Spokane Public Schools, which includes the state’s two poorest ZIP codes, said the income level of student families can also be a contributing factor. The district’s food costs are nearly 1 percent higher than the state average.
“The reason the food costs are higher is because we feed so many kids because of poverty level,” Anderson said.
The state auditor decided to do this performance review because taking a closer look at education spending has been repeatedly identified by citizens and lawmakers as a high priority, said department spokeswoman Mindy Chambers. About 43 percent of the state budget is spent on K-12 education.
Auditor Brian Sonntag wanted the report to be practical for school districts and informative for lawmakers, not trying to offer a one-size-fits-all approach, Chambers said.
The audit dings state school officials for overstating how much money is spent on classroom instruction by adding in a second number called teaching support.
The approach implies Washington spends 70 percent of school dollars in the classroom, which would be more than any other state in the nation.
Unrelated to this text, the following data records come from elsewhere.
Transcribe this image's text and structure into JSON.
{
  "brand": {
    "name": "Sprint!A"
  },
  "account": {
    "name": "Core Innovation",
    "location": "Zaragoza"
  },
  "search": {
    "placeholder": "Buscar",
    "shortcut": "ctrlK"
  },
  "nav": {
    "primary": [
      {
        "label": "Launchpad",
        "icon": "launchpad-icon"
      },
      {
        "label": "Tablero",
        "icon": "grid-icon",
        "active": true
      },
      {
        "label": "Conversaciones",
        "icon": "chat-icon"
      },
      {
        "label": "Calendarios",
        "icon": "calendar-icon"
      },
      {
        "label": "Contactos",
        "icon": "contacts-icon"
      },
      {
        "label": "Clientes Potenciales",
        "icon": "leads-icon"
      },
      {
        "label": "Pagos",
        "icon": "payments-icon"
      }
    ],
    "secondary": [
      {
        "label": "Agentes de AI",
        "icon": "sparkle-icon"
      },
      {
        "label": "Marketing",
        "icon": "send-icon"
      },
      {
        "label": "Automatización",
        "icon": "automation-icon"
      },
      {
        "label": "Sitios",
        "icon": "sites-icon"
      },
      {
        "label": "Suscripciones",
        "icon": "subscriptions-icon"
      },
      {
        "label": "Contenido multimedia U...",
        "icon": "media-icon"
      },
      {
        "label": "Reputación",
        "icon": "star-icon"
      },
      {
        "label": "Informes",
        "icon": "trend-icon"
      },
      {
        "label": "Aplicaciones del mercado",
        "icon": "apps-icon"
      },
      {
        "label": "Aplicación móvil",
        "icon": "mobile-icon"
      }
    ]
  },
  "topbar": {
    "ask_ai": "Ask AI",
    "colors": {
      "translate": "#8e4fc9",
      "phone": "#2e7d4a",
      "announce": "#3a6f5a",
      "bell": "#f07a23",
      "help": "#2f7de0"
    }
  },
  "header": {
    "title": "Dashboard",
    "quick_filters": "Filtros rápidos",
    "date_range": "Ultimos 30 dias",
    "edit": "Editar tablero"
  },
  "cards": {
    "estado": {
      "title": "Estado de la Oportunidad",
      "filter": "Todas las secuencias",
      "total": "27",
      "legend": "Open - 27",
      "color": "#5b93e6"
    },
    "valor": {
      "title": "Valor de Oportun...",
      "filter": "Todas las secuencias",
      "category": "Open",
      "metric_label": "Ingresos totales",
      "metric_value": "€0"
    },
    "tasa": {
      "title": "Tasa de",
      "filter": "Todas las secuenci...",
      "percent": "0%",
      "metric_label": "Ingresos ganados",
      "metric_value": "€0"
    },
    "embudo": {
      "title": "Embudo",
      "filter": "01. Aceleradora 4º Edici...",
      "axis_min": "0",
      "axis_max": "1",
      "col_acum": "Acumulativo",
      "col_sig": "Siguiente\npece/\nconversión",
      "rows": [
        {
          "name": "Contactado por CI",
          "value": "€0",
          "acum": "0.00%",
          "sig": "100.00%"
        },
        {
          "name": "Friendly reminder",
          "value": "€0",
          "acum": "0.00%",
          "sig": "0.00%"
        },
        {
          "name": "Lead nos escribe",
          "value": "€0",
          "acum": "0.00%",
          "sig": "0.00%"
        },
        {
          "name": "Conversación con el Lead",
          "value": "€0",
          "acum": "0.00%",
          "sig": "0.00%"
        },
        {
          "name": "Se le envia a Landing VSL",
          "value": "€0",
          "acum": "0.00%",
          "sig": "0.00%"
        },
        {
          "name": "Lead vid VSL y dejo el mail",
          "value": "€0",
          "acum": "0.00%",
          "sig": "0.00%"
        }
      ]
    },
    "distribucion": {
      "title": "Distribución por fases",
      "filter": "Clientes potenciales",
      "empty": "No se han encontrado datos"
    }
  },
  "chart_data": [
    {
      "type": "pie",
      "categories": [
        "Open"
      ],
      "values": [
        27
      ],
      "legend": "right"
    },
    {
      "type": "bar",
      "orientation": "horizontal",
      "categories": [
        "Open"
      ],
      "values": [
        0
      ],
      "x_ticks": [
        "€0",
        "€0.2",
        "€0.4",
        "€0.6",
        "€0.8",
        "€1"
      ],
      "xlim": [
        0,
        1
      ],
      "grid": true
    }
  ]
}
The federal government paints a different picture.
Washington and 11 other states spent about 60 percent of school dollars in classrooms, according to a 2009 comparison by the National Center for Education Statistics. Another 18 states spent more and 20 spent less. Washington’s numbers have improved slightly since then, but no more recent national comparisons are available.
The rest of the money goes to transportation, food, nursing, counseling, outside help for special education students, administration and a variety of central district office functions.
The audit recommends the Office of the Superintendent of Public Instruction take the federal approach and use just the dollars that pay for teaching when it reports expenditures for classroom instruction.
The audit also urged the office to maintain the database the auditor’s office created for the purpose of the study, saying it would help districts save more money, if they could continue to see their operations compared to those of their peers.